Морщась от головной боли, позвонил на работу, сказал, что приболел. Раньше эту проблему решала Оля, доставая липовый больничный, но с Олей они теперь были в ссоре. Ну, попал!

– Андрей! – окликнула его мама.

– Чего?

– Где ты был вчера?

– Да так...

– Ты знаешь, что твой отец пил?

– А есть такие, которые не пьют? – мрачно пошутил он. – Мам, я все знаю. Ну, перебрал, бывает.

– Я бросила его потому, что он пил, – не унималась она.

– Да? А я думал, что он тебя бросил.

– Перестань так разговаривать с матерью! Я все сделала для того, чтобы ты не вырос алкоголиком!

– Я и не вырос. То есть, я вырос. Но не алкоголиком. – «Как же голова болит!»

– Но ты пьешь!

– Что, каждый день?

– Вчера был вторник!

– А сегодня, выходит, среда? – он почесал в затылке. Ну да, среда.

– Раньше ты позволял себе это только по праздникам.

– Зато я курить бросил.

– Не ври! Я нашла у тебя в кармане сигареты!

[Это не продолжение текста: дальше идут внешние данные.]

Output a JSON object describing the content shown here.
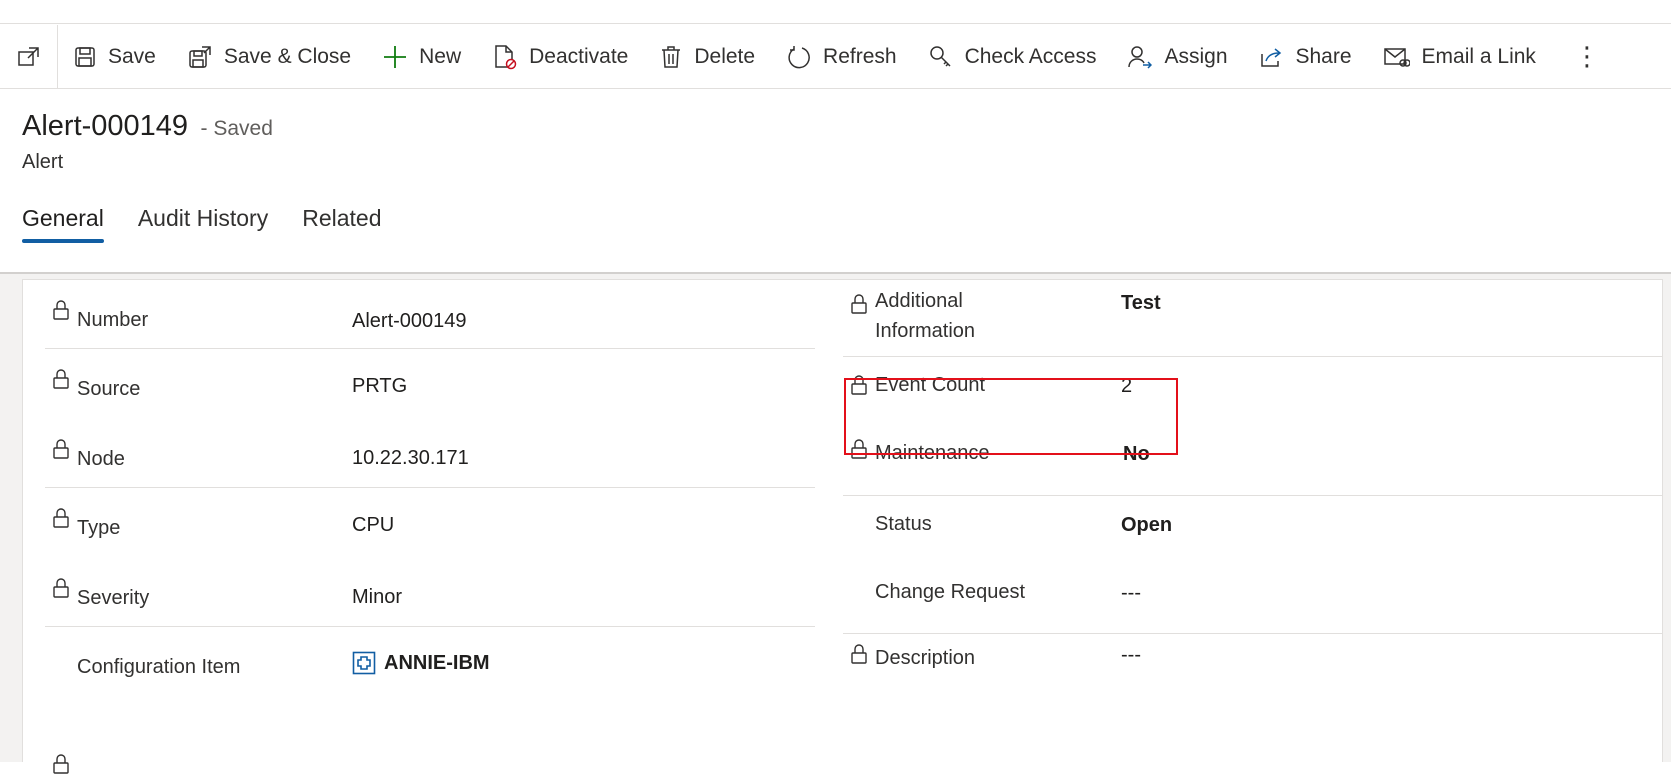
{
  "toolbar": {
    "buttons": [
      {
        "label": "Save",
        "icon": "save-icon"
      },
      {
        "label": "Save & Close",
        "icon": "save-close-icon"
      },
      {
        "label": "New",
        "icon": "plus-icon"
      },
      {
        "label": "Deactivate",
        "icon": "deactivate-icon"
      },
      {
        "label": "Delete",
        "icon": "trash-icon"
      },
      {
        "label": "Refresh",
        "icon": "refresh-icon"
      },
      {
        "label": "Check Access",
        "icon": "key-search-icon"
      },
      {
        "label": "Assign",
        "icon": "assign-icon"
      },
      {
        "label": "Share",
        "icon": "share-icon"
      },
      {
        "label": "Email a Link",
        "icon": "email-link-icon"
      }
    ],
    "more": "⋮"
  },
  "record": {
    "title": "Alert-000149",
    "saved_status": "- Saved",
    "entity": "Alert"
  },
  "tabs": [
    {
      "label": "General",
      "active": true
    },
    {
      "label": "Audit History",
      "active": false
    },
    {
      "label": "Related",
      "active": false
    }
  ],
  "left_fields": [
    {
      "label": "Number",
      "value": "Alert-000149",
      "locked": true
    },
    {
      "label": "Source",
      "value": "PRTG",
      "locked": true
    },
    {
      "label": "Node",
      "value": "10.22.30.171",
      "locked": true
    },
    {
      "label": "Type",
      "value": "CPU",
      "locked": true
    },
    {
      "label": "Severity",
      "value": "Minor",
      "locked": true
    },
    {
      "label": "Configuration Item",
      "value": "ANNIE-IBM",
      "locked": false
    }
  ],
  "right_fields": [
    {
      "label": "Additional\nInformation",
      "value": "Test",
      "locked": true
    },
    {
      "label": "Event Count",
      "value": "2",
      "locked": true
    },
    {
      "label": "Maintenance",
      "value": "No",
      "locked": true
    },
    {
      "label": "Status",
      "value": "Open",
      "locked": false
    },
    {
      "label": "Change Request",
      "value": "---",
      "locked": false
    },
    {
      "label": "Description",
      "value": "---",
      "locked": true
    }
  ],
  "colors": {
    "accent": "#115ea3",
    "highlight": "#e3101a"
  }
}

Тут он вспомнил, что вчера в шашлычной курил. Ну точно! Курил! Называется, ни один инстинкт не остался неохваченным, расслабился по полной программе, разве что до постели дело не дошло. Но если бы она предложила, не устоял бы. Выходит, Алина удержала его от окончательного грехопадения, спасибо ей надо за это сказать. Или оставила клубничку на десерт?

Ему захотелось курить, причем так сильно, что справиться с собой не смог. Нетерпеливо спросил:

– Мам, где они? Сигареты?

– Дай мне слово, что не будешь так пить.

– Хорошо. А ты дай мне сигареты.

– Для тебя слово офицера что-нибудь значит?

– Мама... Я ужасно устал. У меня болит голова. Ну почему ты всегда выбираешь момент, когда я меньше всего хочу, чтобы меня воспитывали? И можно без пафоса?

– Ты меня не любишь!

– Я очень тебя люблю. Но ты какая-то... Нечуткая.

– Ах, я нечуткая. А эта твоя... шлюха – чуткая? Оля?

– При чем здесь Оля? Кстати, мы поругались.

– Раз уж ты здесь, останься до вечера, – мгновенно отреагировала она.

– Зачем?

– Лена приедет.

– Зачем? – растерялся он.

– Я что, не могу видеть своего внука?

– Конечно, можешь! Но Ленка-то здесь при чем?

– Я вижу, ты еще не протрезвел. Лена – его мать и она приедет с ним. Пойди, прими душ, я воды наносила, поешь горячего супа и покоси в саду, Николай вчера косу отбил. Золотой человек наш сосед! Что бы я без него делала? А вечером ты их отвезешь, Игорька с Леной. Сигареты я спрятала в шкафу, – сжалилась она. – Там, где старые пальто и твои костюмы. Авось, и моль переведется.

– А где именно? В кармане моего костюма? Или в пальто?

– Ты сыщик – найдешь. Иди-ка ты в душ, Андюша, лица на тебе нет.

Сил сопротивляться не было. Лена так Лена. Зато Игореху увидит. Парню осенью в первый класс, между прочим.

Пока он с наслаждением курил, слышал, как мать кому-то звонит. Видимо, визит Лены был внеплановым, мать решила их помирить и взялась за это всерьез. Он пошел в душ, деревянный сарай, на крыше которого лежала выкрашенная черной краской железная бочка. Это чтоб на солнце нагревалась, а от нее и вода. К стенке сарая была приставлена лестница: наполнять бочку. Если воды нынче было хоть залейся, то солнце объявило забастовку. Он здорово замерз, пока мылся, зато головная боль прошла.

* * *

Лена приехала в обед. Она опять покрасила волосы, на этот раз стала платиновой блондинкой, но загар у нее был густой, шоколадный, какого у природной блондинки не бывает, и к тому же, густые брови, жесткие длинные ресницы, похожие на стрелы, угольно-черные. В общем, он ее такой не помнил, и она стала ему еще больше чужой.

– Как Леночка похорошела, – шепнула ему мать.

Он кивнул, обнял за плечи сына и повел в сарай, показывать бамбуковые удочки. Игореха был рослый, в него, лобастый и молчаливый маленький мужичок, который сразу уцепился за удочки. Потом он показал сыну свою машину. Подошла Лена.